C++11 auto declaration with and without pointer declarator
What's the difference between the types of bar1 and bar2?
int foo = 10;
auto bar1 = &foo;
auto *bar2 = &foo;
If both bar1 and bar2 are int*, does it makes sense to write the pointer declarator (*) in the bar2 declaration?
Solution 1:
The declarations are exactly equivalent. auto works (almost) the same as template type deduction. Putting the star explicitly makes the code a bit easier to read, and makes the programmer aware that bar2 is a pointer.
Solution 2:
Using auto * "documents intention". And auto *p = expr; can be deduced correctly only if expr returns pointer. Example:
int f();
auto q = f(); // OK
auto *p = f(); // error: unable to deduce 'auto*' from 'f()'
Solution 3:
There is a big difference when you use const qualifiers:
int i;
// Const pointer to non-const int
const auto ip1 = &i; // int *const
++ip1; // error
*ip1 = 1; // OK
// Non-const pointer to const int
const auto* ip2 = &i; // int const*
++ip2; // OK
*ip2 = 1; // error
Solution 4:
In this specific example both bar1 and bar2 are the same. It's a matter of personal preference though I'd say that bar2 is easier to read.

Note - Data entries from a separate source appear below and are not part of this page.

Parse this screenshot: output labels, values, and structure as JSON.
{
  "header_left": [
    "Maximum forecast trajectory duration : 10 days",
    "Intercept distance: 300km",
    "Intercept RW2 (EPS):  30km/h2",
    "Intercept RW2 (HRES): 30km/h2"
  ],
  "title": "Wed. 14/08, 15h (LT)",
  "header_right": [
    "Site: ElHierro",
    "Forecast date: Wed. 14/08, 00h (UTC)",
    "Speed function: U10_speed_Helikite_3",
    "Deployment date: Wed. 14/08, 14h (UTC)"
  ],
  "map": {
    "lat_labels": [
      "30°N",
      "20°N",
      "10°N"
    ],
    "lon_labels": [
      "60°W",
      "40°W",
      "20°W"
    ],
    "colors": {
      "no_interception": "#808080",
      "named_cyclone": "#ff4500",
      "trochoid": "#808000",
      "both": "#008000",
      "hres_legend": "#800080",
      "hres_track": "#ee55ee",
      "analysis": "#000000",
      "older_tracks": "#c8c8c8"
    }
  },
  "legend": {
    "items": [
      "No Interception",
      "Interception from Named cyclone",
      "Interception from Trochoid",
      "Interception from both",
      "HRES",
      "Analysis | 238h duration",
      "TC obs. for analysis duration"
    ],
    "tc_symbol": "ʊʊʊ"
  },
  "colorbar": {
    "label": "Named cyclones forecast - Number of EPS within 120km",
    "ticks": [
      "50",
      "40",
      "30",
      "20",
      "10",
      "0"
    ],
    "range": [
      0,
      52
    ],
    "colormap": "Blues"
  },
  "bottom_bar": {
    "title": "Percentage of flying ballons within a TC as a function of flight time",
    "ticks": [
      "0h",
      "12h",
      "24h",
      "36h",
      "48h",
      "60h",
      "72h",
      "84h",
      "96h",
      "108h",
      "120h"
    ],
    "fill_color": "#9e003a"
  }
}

However, this does not hold true for references as seen in this example:
#include <iostream>
using namespace std;
int main() {
int k = 10;
int& foo = k;
auto bar = foo; //value of foo is copied and loses reference qualifier!
bar = 5; //foo / k won't be 5
cout << "bar : " << bar << " foo : " << foo << " k : " << k << endl;
auto& ref = foo;
ref = 5; // foo / k will be 5
cout << "bar : " << bar << " foo : " << foo << " k : " << k;
return 0;
}
Solution 5:
As others said, they'll generate the same code. The asterisk is line noise (and makes it harder to switch from raw pointers to smart pointers if, for example, &foo is ever replaced by get_foo()). If you want to be explicit, then by all means, be explicit; but when you're using type inference, just let the compiler do its job. Lack of asterisks does not imply that an object isn't a pointer.